American unemployment skyrocketed for black and white workers in the COVID-19 labour market but the unemployment rate is higher for black workers; 16.7 per cent compared to the white unemployment rate of 14.2 per cent, according to the Economic Policy Institute.

Black workers in the US are more likely to hold front-line ‘essential’ jobs —forcing them to risk their own and their families’ health to earn a wage.
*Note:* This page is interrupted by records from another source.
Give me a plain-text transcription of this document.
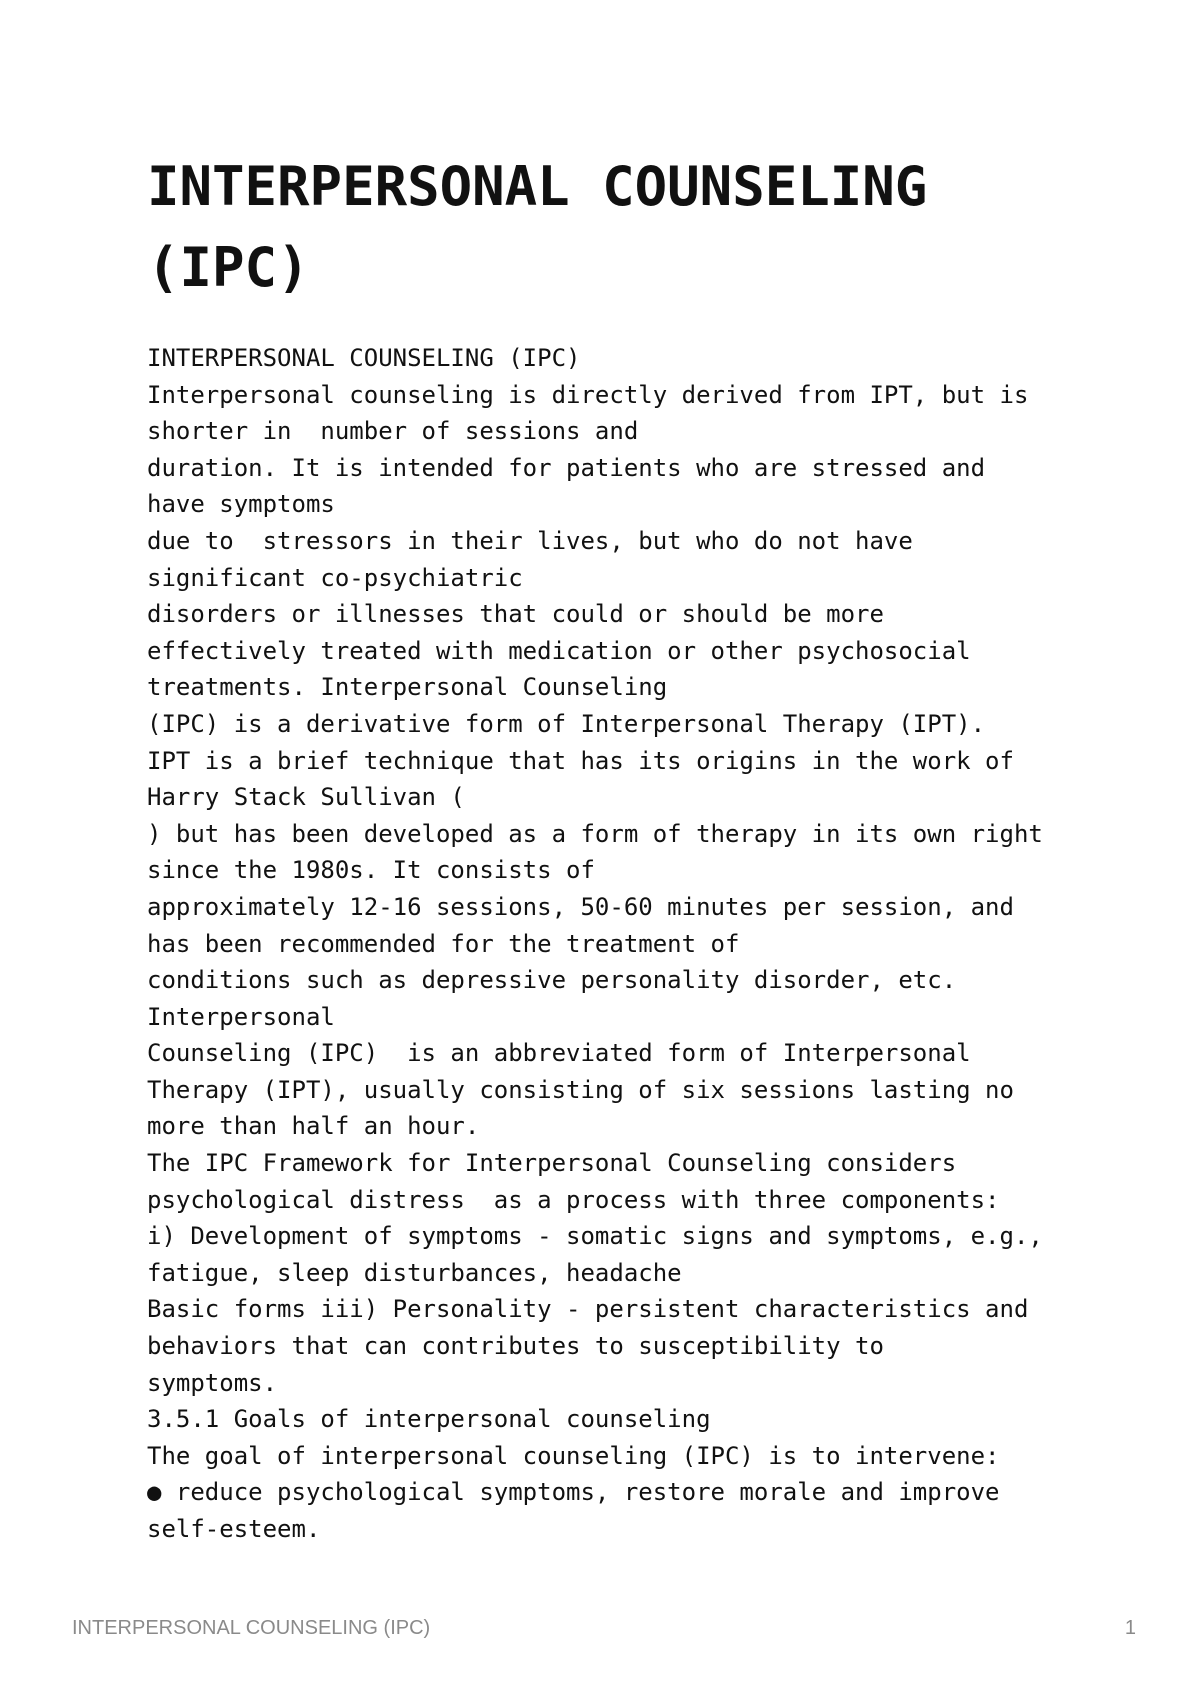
INTERPERSONAL COUNSELING
(IPC)
INTERPERSONAL COUNSELING (IPC)
Interpersonal counseling is directly derived from IPT, but is
shorter in  number of sessions and
duration. It is intended for patients who are stressed and
have symptoms
due to  stressors in their lives, but who do not have
significant co-psychiatric
disorders or illnesses that could or should be more
effectively treated with medication or other psychosocial
treatments. Interpersonal Counseling
(IPC) is a derivative form of Interpersonal Therapy (IPT).
IPT is a brief technique that has its origins in the work of
Harry Stack Sullivan (
) but has been developed as a form of therapy in its own right
since the 1980s. It consists of
approximately 12-16 sessions, 50-60 minutes per session, and
has been recommended for the treatment of
conditions such as depressive personality disorder, etc.
Interpersonal
Counseling (IPC)  is an abbreviated form of Interpersonal
Therapy (IPT), usually consisting of six sessions lasting no
more than half an hour.
The IPC Framework for Interpersonal Counseling considers
psychological distress  as a process with three components:
i) Development of symptoms - somatic signs and symptoms, e.g.,
fatigue, sleep disturbances, headache
Basic forms iii) Personality - persistent characteristics and
behaviors that can contributes to susceptibility to
symptoms.
3.5.1 Goals of interpersonal counseling
The goal of interpersonal counseling (IPC) is to intervene:
● reduce psychological symptoms, restore morale and improve
self-esteem.
INTERPERSONAL COUNSELING (IPC)	1
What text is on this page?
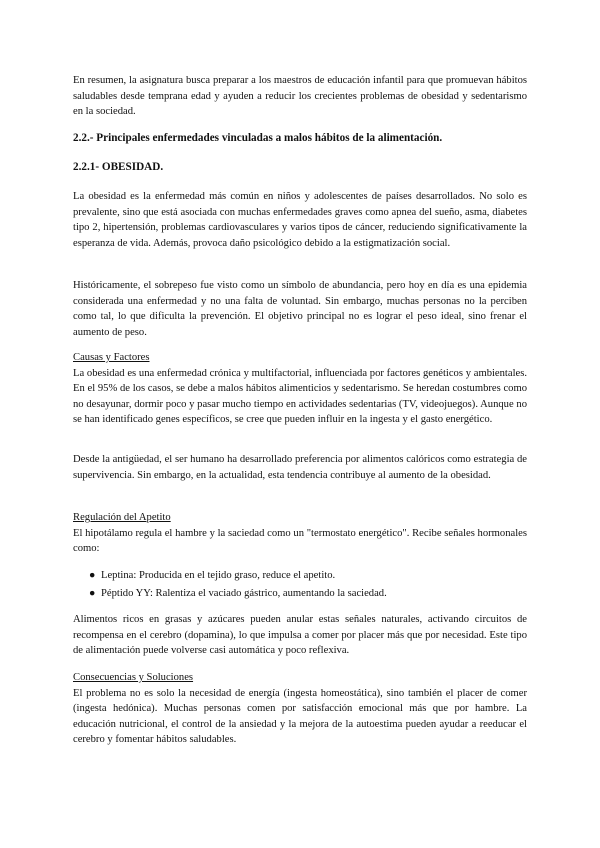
En resumen, la asignatura busca preparar a los maestros de educación infantil para que promuevan hábitos saludables desde temprana edad y ayuden a reducir los crecientes problemas de obesidad y sedentarismo en la sociedad.

2.2.- Principales enfermedades vinculadas a malos hábitos de la alimentación.

2.2.1- OBESIDAD.

La obesidad es la enfermedad más común en niños y adolescentes de países desarrollados. No solo es prevalente, sino que está asociada con muchas enfermedades graves como apnea del sueño, asma, diabetes tipo 2, hipertensión, problemas cardiovasculares y varios tipos de cáncer, reduciendo significativamente la esperanza de vida. Además, provoca daño psicológico debido a la estigmatización social.

Históricamente, el sobrepeso fue visto como un símbolo de abundancia, pero hoy en día es una epidemia considerada una enfermedad y no una falta de voluntad. Sin embargo, muchas personas no la perciben como tal, lo que dificulta la prevención. El objetivo principal no es lograr el peso ideal, sino frenar el aumento de peso.

Causas y Factores

La obesidad es una enfermedad crónica y multifactorial, influenciada por factores genéticos y ambientales. En el 95% de los casos, se debe a malos hábitos alimenticios y sedentarismo. Se heredan costumbres como no desayunar, dormir poco y pasar mucho tiempo en actividades sedentarias (TV, videojuegos). Aunque no se han identificado genes específicos, se cree que pueden influir en la ingesta y el gasto energético.

Desde la antigüedad, el ser humano ha desarrollado preferencia por alimentos calóricos como estrategia de supervivencia. Sin embargo, en la actualidad, esta tendencia contribuye al aumento de la obesidad.

Regulación del Apetito

El hipotálamo regula el hambre y la saciedad como un "termostato energético". Recibe señales hormonales como:

● Leptina: Producida en el tejido graso, reduce el apetito.
● Péptido YY: Ralentiza el vaciado gástrico, aumentando la saciedad.

Alimentos ricos en grasas y azúcares pueden anular estas señales naturales, activando circuitos de recompensa en el cerebro (dopamina), lo que impulsa a comer por placer más que por necesidad. Este tipo de alimentación puede volverse casi automática y poco reflexiva.

Consecuencias y Soluciones

El problema no es solo la necesidad de energía (ingesta homeostática), sino también el placer de comer (ingesta hedónica). Muchas personas comen por satisfacción emocional más que por hambre. La educación nutricional, el control de la ansiedad y la mejora de la autoestima pueden ayudar a reeducar el cerebro y fomentar hábitos saludables.
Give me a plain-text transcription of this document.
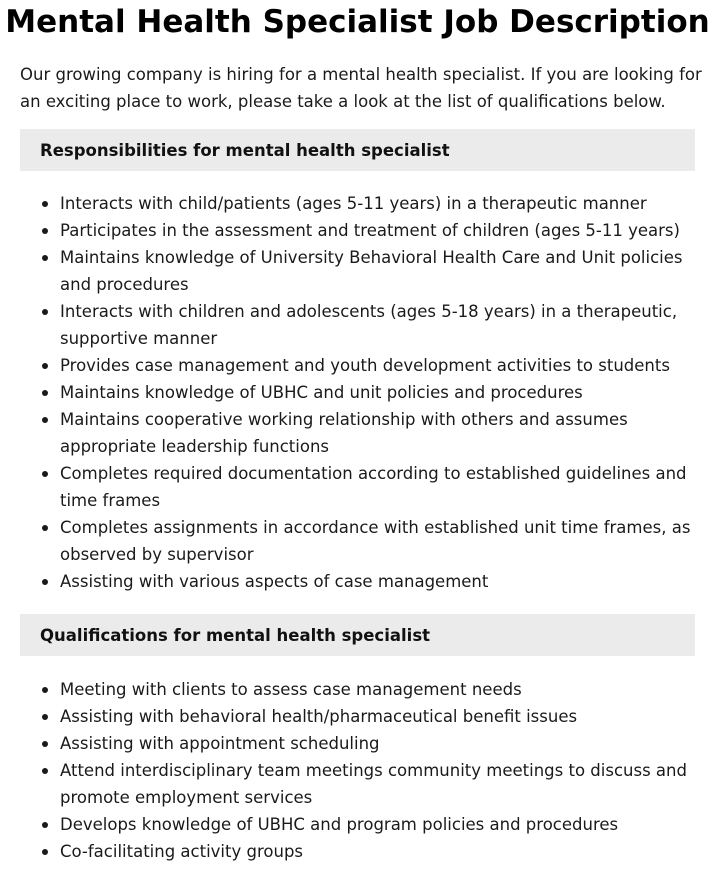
Mental Health Specialist Job Description

Our growing company is hiring for a mental health specialist. If you are looking for an exciting place to work, please take a look at the list of qualifications below.

Responsibilities for mental health specialist
Interacts with child/patients (ages 5-11 years) in a therapeutic manner
Participates in the assessment and treatment of children (ages 5-11 years)
Maintains knowledge of University Behavioral Health Care and Unit policies and procedures
Interacts with children and adolescents (ages 5-18 years) in a therapeutic, supportive manner
Provides case management and youth development activities to students
Maintains knowledge of UBHC and unit policies and procedures
Maintains cooperative working relationship with others and assumes appropriate leadership functions
Completes required documentation according to established guidelines and time frames
Completes assignments in accordance with established unit time frames, as observed by supervisor
Assisting with various aspects of case management
Qualifications for mental health specialist
Meeting with clients to assess case management needs
Assisting with behavioral health/pharmaceutical benefit issues
Assisting with appointment scheduling
Attend interdisciplinary team meetings community meetings to discuss and promote employment services
Develops knowledge of UBHC and program policies and procedures
Co-facilitating activity groups
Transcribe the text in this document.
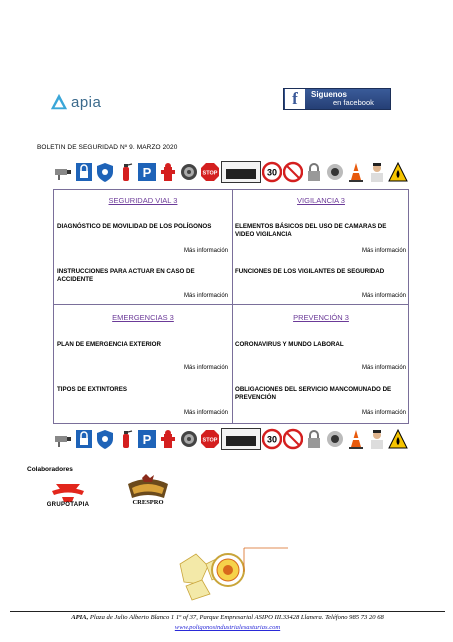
apia	f	Siguenos
en facebook
BOLETIN DE SEGURIDAD Nº 9. MARZO 2020
P	STOP	30
SEGURIDAD VIAL 3
DIAGNÓSTICO DE MOVILIDAD DE LOS POLÍGONOS
Más información
INSTRUCCIONES PARA ACTUAR EN CASO DE ACCIDENTE
Más información
VIGILANCIA 3
ELEMENTOS BÁSICOS DEL USO DE CAMARAS DE VIDEO VIGILANCIA
Más información
FUNCIONES DE LOS VIGILANTES DE SEGURIDAD
Más información
EMERGENCIAS 3
PLAN DE EMERGENCIA EXTERIOR
Más información
TIPOS DE EXTINTORES
Más información
PREVENCIÓN 3
CORONAVIRUS Y MUNDO LABORAL
Más información
OBLIGACIONES DEL SERVICIO MANCOMUNADO DE PREVENCIÓN
Más información
P	STOP	30
Colaboradores
GRUPOTAPIA	CRESPRO
APIA, Plaza de Julio Alberto Blanco 1 1º of 37, Parque Empresarial ASIPO III.33428 Llanera. Teléfono 985 73 20 68
www.poligonosindustrialesasturias.com
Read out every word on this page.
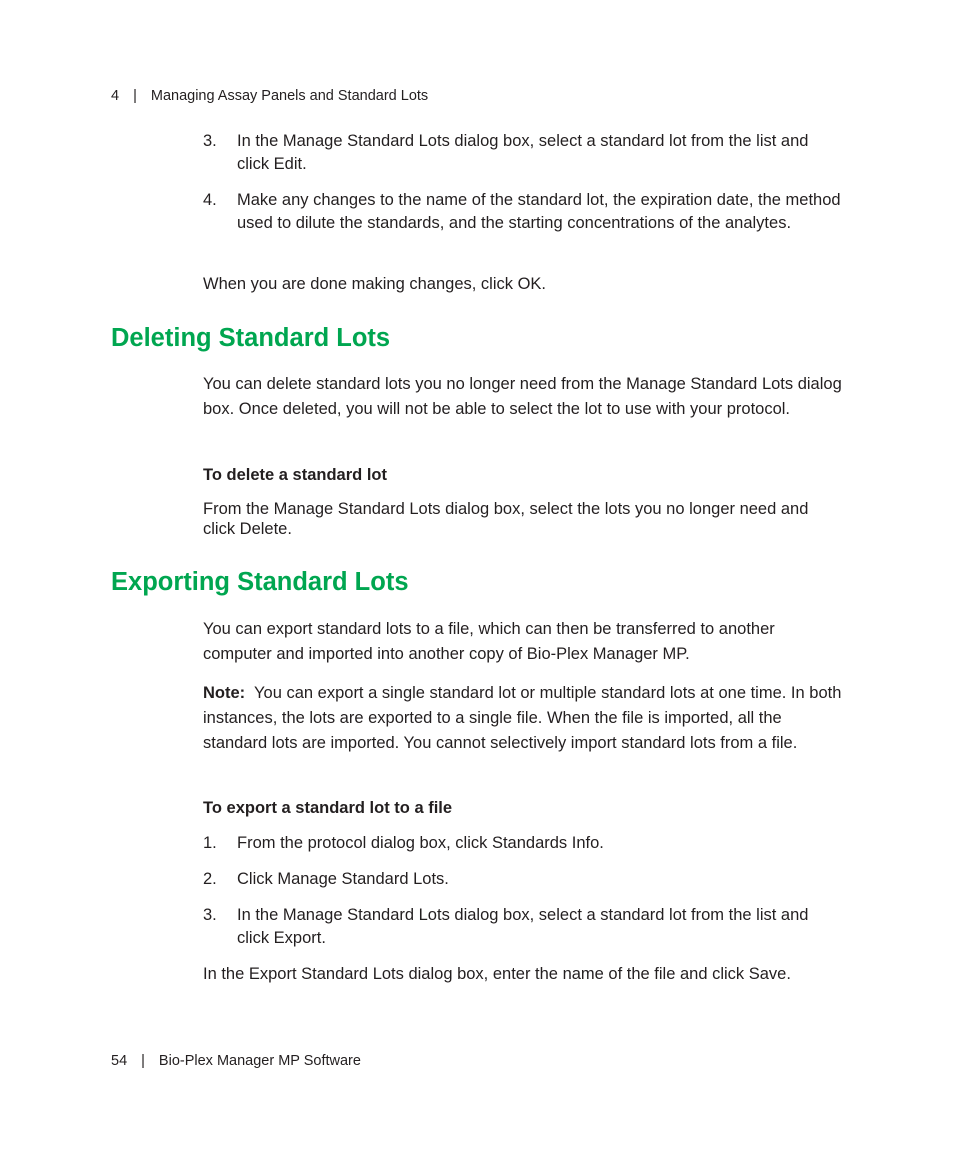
4 | Managing Assay Panels and Standard Lots
3.	In the Manage Standard Lots dialog box, select a standard lot from the list and click Edit.
4.	Make any changes to the name of the standard lot, the expiration date, the method used to dilute the standards, and the starting concentrations of the analytes.
When you are done making changes, click OK.
Deleting Standard Lots
You can delete standard lots you no longer need from the Manage Standard Lots dialog box. Once deleted, you will not be able to select the lot to use with your protocol.
To delete a standard lot
From the Manage Standard Lots dialog box, select the lots you no longer need and click Delete.
Exporting Standard Lots
You can export standard lots to a file, which can then be transferred to another computer and imported into another copy of Bio-Plex Manager MP.
Note: You can export a single standard lot or multiple standard lots at one time. In both instances, the lots are exported to a single file. When the file is imported, all the standard lots are imported. You cannot selectively import standard lots from a file.
To export a standard lot to a file
1.	From the protocol dialog box, click Standards Info.
2.	Click Manage Standard Lots.
3.	In the Manage Standard Lots dialog box, select a standard lot from the list and click Export.
In the Export Standard Lots dialog box, enter the name of the file and click Save.
54 | Bio-Plex Manager MP Software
They make up one in six of all front-line-industry workers and disproportionately represented in the following industries: grocery, convenience stores, public transit, postal service, child care and social services.

Australian Indigenous doctors reported bullying as a source of major stress at 5.5 times and racism at nearly 10 times the rate of
their non-Indigenous counterparts, according to a Beyond Blue report.

Environmental pollution

Water contamination affects low-income areas and communities of colour across the US disproportionately, leading to health-related issues, according to an American Progress report.

The groups most impacted my water pollution: children of colour residing in rural areas, indigenous communities, and migrant farmworker communities.

Communities of colour in the Northeast and Mid-Atlantic states breathe in 66 per cent more air pollution from vehicles on average than white residents, according to a report by the US’ Union of Concerned Scientists.


Only 16.6 per cent of American journalists at daily newspapers were people of colour even though 37 per cent of its population is non-white.

There is also a lack of cultural and linguistic diversity (CALD) in Australian media, with 82.7 per cent of the national entertainment and media workforce speaking only English at home, according to a PWC report.


In Australia, just 4.1 per cent of parliamentarians have a non-European
background, and only 1.5 per cent have an Indigenous background, even though non-Europeans and the Indigenous make up roughly 24 per cent of country’s population.

Just 22 per cent of the United States Congress are from racial or ethnic minorities even though non-whites make up 39 per cent of the nation’s population, according to the Pew Centre.

Prison populations

Indigenous people make up just two percent of the Australian population, but 28 per cent of the adult prison population, according to the ABS.

African Americans are incarcerated in state prisons at a rate that is five times that of whites.


In Australia, less than 10 per cent of artistic directors come from culturally diverse backgrounds even though this group makes up 24 per cent of the country’s population.